With similar findings, some countries, like France, Germany, and Italy, banned or restricted the use of neonicotinoids. The U.S. did no such thing. In fact, as beekeepers questioned the safety of clothianidin, a neonicotinoid registered in 2003, the Bush EPA stonewalled and refused to provide Bayer's study demonstrating the safety of clothianidin to bees, even after a Freedom of Information Act (FOIA) request. In 2008, the Natural Resources Defense Council (NRDC) sued over the EPA's failure to comply with the FOIA. Around the same time, Theobald made an amazing discovery on the internet.

Theobald found the missing study, along with incriminating EPA memos showing their mishandling of clothianidin's registration. The first memo, dated February 20, 2003, says, "Considering the toxicity profile and reported incidents of other neonicotinoids (e.g. imidacloprid), the proposed seed treatment with clothianidin has the potential for toxic risk to honey bees, as well as other pollinators." The scientists recommended requiring a study that spanned the entire life of a worker bee to test clothianidin for toxicity to the workers (as well as to the queen) prior to allowing the product on the market.

Two months later, on April 10, 2003, the EPA scientists amended their request (presumably after their first request was denied), calling for the registration of clothianidin on the condition that the study was completed soon thereafter. In May, the EPA granted the conditional registration. In March 2004, Bayer requested an extension for the study, which was granted. However, the new May 2005 deadline passed and the study was not submitted. Bayer also requested -- and was granted -- permission to perform its study in Canada on canola (a minor crop in the U.S.), with no test performed on corn.
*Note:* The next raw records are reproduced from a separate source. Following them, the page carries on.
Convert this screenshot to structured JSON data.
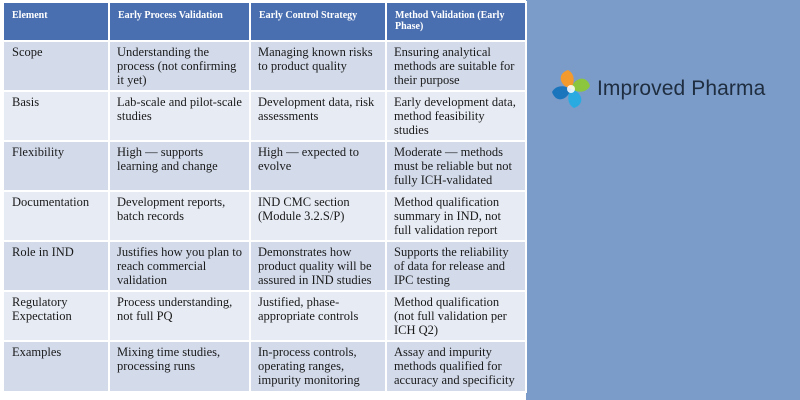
{
  "table": {
    "headers": [
      "Element",
      "Early Process Validation",
      "Early Control Strategy",
      "Method Validation (Early Phase)"
    ],
    "rows": [
      [
        "Scope",
        "Understanding the process (not confirming it yet)",
        "Managing known risks to product quality",
        "Ensuring analytical methods are suitable for their purpose"
      ],
      [
        "Basis",
        "Lab-scale and pilot-scale studies",
        "Development data, risk assessments",
        "Early development data, method feasibility studies"
      ],
      [
        "Flexibility",
        "High — supports learning and change",
        "High — expected to evolve",
        "Moderate — methods must be reliable but not fully ICH-validated"
      ],
      [
        "Documentation",
        "Development reports, batch records",
        "IND CMC section (Module 3.2.S/P)",
        "Method qualification summary in IND, not full validation report"
      ],
      [
        "Role in IND",
        "Justifies how you plan to reach commercial validation",
        "Demonstrates how product quality will be assured in IND studies",
        "Supports the reliability of data for release and IPC testing"
      ],
      [
        "Regulatory Expectation",
        "Process understanding, not full PQ",
        "Justified, phase-appropriate controls",
        "Method qualification (not full validation per ICH Q2)"
      ],
      [
        "Examples",
        "Mixing time studies, processing  runs",
        "In-process controls, operating ranges, impurity monitoring",
        "Assay and impurity methods qualified for accuracy and specificity"
      ]
    ]
  },
  "brand": {
    "name": "Improved Pharma",
    "logo_icon": "pinwheel-logo-icon"
  },
  "colors": {
    "header_bg": "#4a6fb0",
    "row_dark": "#d3dbeb",
    "row_light": "#e7ebf4",
    "side_panel": "#7b9cc8"
  }
}
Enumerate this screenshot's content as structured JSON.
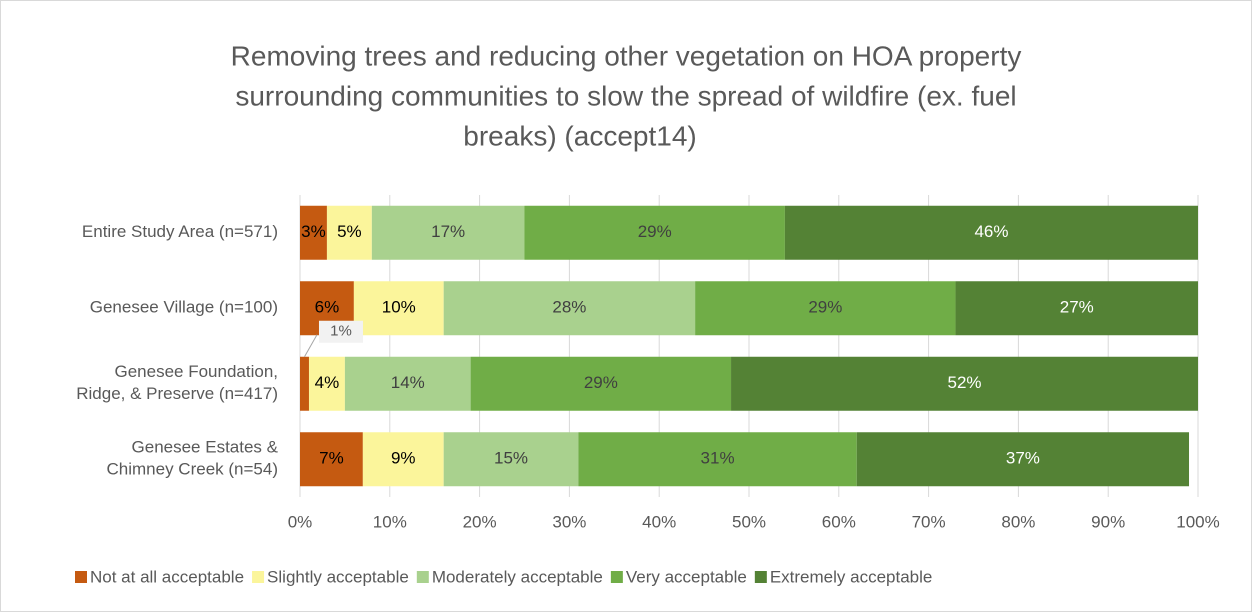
{
  "chart_data": {
    "type": "stacked_bar_horizontal",
    "title": [
      "Removing trees and reducing other vegetation on HOA property",
      "surrounding communities to slow the spread of wildfire (ex. fuel",
      "breaks) (accept14)"
    ],
    "categories": [
      [
        "Entire Study Area (n=571)"
      ],
      [
        "Genesee Village (n=100)"
      ],
      [
        "Genesee Foundation,",
        "Ridge, & Preserve (n=417)"
      ],
      [
        "Genesee Estates &",
        "Chimney Creek (n=54)"
      ]
    ],
    "series": [
      {
        "name": "Not at all acceptable",
        "color": "#c55a11",
        "values": [
          3,
          6,
          1,
          7
        ],
        "value_labels": [
          "3%",
          "6%",
          "1%",
          "7%"
        ],
        "label_color": "#000000"
      },
      {
        "name": "Slightly acceptable",
        "color": "#fbf59b",
        "values": [
          5,
          10,
          4,
          9
        ],
        "value_labels": [
          "5%",
          "10%",
          "4%",
          "9%"
        ],
        "label_color": "#000000"
      },
      {
        "name": "Moderately acceptable",
        "color": "#a9d18e",
        "values": [
          17,
          28,
          14,
          15
        ],
        "value_labels": [
          "17%",
          "28%",
          "14%",
          "15%"
        ],
        "label_color": "#404040"
      },
      {
        "name": "Very acceptable",
        "color": "#70ad47",
        "values": [
          29,
          29,
          29,
          31
        ],
        "value_labels": [
          "29%",
          "29%",
          "29%",
          "31%"
        ],
        "label_color": "#404040"
      },
      {
        "name": "Extremely acceptable",
        "color": "#548235",
        "values": [
          46,
          27,
          52,
          37
        ],
        "value_labels": [
          "46%",
          "27%",
          "52%",
          "37%"
        ],
        "label_color": "#ffffff"
      }
    ],
    "xlim": [
      0,
      100
    ],
    "xticks": [
      {
        "value": 0,
        "label": "0%"
      },
      {
        "value": 10,
        "label": "10%"
      },
      {
        "value": 20,
        "label": "20%"
      },
      {
        "value": 30,
        "label": "30%"
      },
      {
        "value": 40,
        "label": "40%"
      },
      {
        "value": 50,
        "label": "50%"
      },
      {
        "value": 60,
        "label": "60%"
      },
      {
        "value": 70,
        "label": "70%"
      },
      {
        "value": 80,
        "label": "80%"
      },
      {
        "value": 90,
        "label": "90%"
      },
      {
        "value": 100,
        "label": "100%"
      }
    ],
    "grid": true,
    "legend": "bottom"
  }
}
Bayer finally completed its study and submitted it to the EPA in August 2006. The EPA left the study to collect dust until November 16, 2007, when they reviewed it and deemed it acceptable. Thus, clothianidin's registration was finally complete. Eight months later, Theobald found the study online. In an article he wrote for Bee Culture, he summarized it as follows: "Here's what the life cycle study of bees and canola consisted of: four colonies of bees were set in the middle of one hectare (2 1/2 acres) of canola planted from treated seed, with the bees free to forage over thousands of surrounding acres in bloom with untreated canola, which they most surely did. What do you think the results were? They were exactly what Bayer wanted of course."
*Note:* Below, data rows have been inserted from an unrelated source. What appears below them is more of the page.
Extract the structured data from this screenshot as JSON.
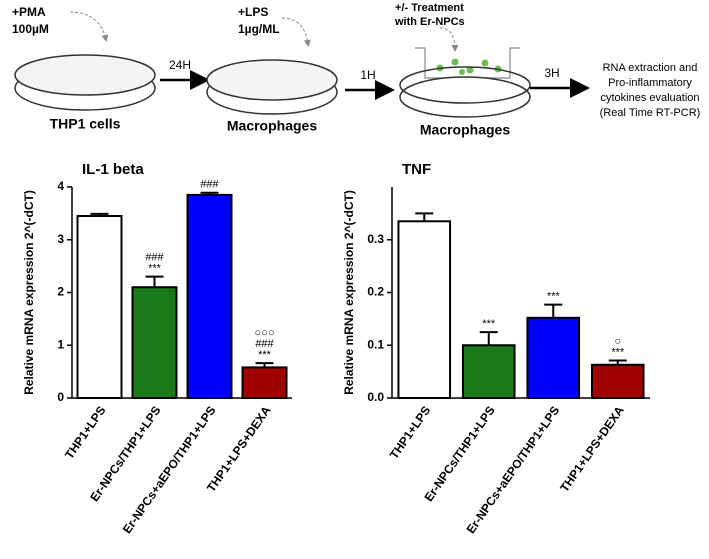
{
  "schematic": {
    "pma": "+PMA",
    "pma_dose": "100µM",
    "step1_time": "24H",
    "lps": "+LPS",
    "lps_dose": "1µg/ML",
    "step2_time": "1H",
    "treatment": "+/- Treatment",
    "treatment_with": "with Er-NPCs",
    "step3_time": "3H",
    "dish1": "THP1 cells",
    "dish2": "Macrophages",
    "dish3": "Macrophages",
    "result": [
      "RNA extraction and",
      "Pro-inflammatory",
      "cytokines evaluation",
      "(Real Time RT-PCR)"
    ]
  },
  "chart_data": [
    {
      "type": "bar",
      "title": "IL-1 beta",
      "y_label": "Relative mRNA expression 2^(-dCT)",
      "categories": [
        "THP1+LPS",
        "Er-NPCs/THP1+LPS",
        "Er-NPCs+aEPO/THP1+LPS",
        "THP1+LPS+DEXA"
      ],
      "values": [
        3.45,
        2.1,
        3.85,
        0.58
      ],
      "errors": [
        0.04,
        0.2,
        0.04,
        0.08
      ],
      "colors": [
        "#ffffff",
        "#1a7a1a",
        "#0000ff",
        "#a00000"
      ],
      "annotations": [
        [],
        [
          "###",
          "***"
        ],
        [
          "###"
        ],
        [
          "○○○",
          "###",
          "***"
        ]
      ],
      "ylim": [
        0,
        4
      ],
      "yticks": [
        0,
        1,
        2,
        3,
        4
      ]
    },
    {
      "type": "bar",
      "title": "TNF",
      "y_label": "Relative mRNA expression 2^(-dCT)",
      "categories": [
        "THP1+LPS",
        "Er-NPCs/THP1+LPS",
        "Er-NPCs+aEPO/THP1+LPS",
        "THP1+LPS+DEXA"
      ],
      "values": [
        0.335,
        0.1,
        0.152,
        0.063
      ],
      "errors": [
        0.015,
        0.025,
        0.025,
        0.008
      ],
      "colors": [
        "#ffffff",
        "#1a7a1a",
        "#0000ff",
        "#a00000"
      ],
      "annotations": [
        [],
        [
          "***"
        ],
        [
          "***"
        ],
        [
          "○",
          "***"
        ]
      ],
      "ylim": [
        0,
        0.4
      ],
      "yticks": [
        {
          "value": 0,
          "label": "0.0"
        },
        0.1,
        0.2,
        0.3
      ]
    }
  ]
}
This past November, when Bayer CropScience requested the registration of clothianidin for use on mustard seed and cotton, the Obama EPA reviewed the earlier study and found in inadequate to justify the new registration, but made no comment about the existing registration for corn and canola. Beekeepers are enraged. If the study -- used to justify the legal use of clothianidin on corn and canola -- is insufficient, then there is no evidence whatsoever to demonstrate that clothianidin is not a significant threat to bees. Why is clothianidin still legal? The sloppy, if not corrupt, work by the EPA resulted in eight growing seasons (so far) of widespread use of clothianidin. As of 2007, for example, 80 percent of corn seed sold by market leader Pioneer Hi-Bred (DuPont) contained either 0.25 or 1.25 mg per seed of clothianidin.
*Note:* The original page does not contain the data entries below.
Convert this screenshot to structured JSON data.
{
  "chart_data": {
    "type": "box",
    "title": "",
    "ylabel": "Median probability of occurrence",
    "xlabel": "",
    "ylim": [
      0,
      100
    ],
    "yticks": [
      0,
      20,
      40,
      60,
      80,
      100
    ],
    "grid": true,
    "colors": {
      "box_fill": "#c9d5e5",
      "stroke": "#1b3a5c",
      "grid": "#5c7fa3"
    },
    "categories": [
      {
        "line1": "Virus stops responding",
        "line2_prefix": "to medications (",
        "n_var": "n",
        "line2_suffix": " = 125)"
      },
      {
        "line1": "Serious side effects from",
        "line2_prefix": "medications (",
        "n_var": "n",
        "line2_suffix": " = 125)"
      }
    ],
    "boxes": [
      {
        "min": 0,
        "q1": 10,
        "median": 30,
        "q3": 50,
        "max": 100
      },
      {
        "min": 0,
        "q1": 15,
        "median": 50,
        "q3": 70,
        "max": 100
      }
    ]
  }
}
For beekeepers, hopefully the discovery of the recent memo will lead to restrictions or a ban on use of neonicotinoids, at least until more reliable experiments are conducted to determine their effect on bees. The larger question, for all of us, is why the EPA allows pesticides on the market before they have been tested for safety (using conditional registrations), and how sound is the science -- conducted by the pesticide companies -- once it is done? "They just kind of put the pesticides out there and deal with the effects after they occur," says Maryam Heinen, who, along with George Langworthy, directed the new documentary Vanishing of the Bees.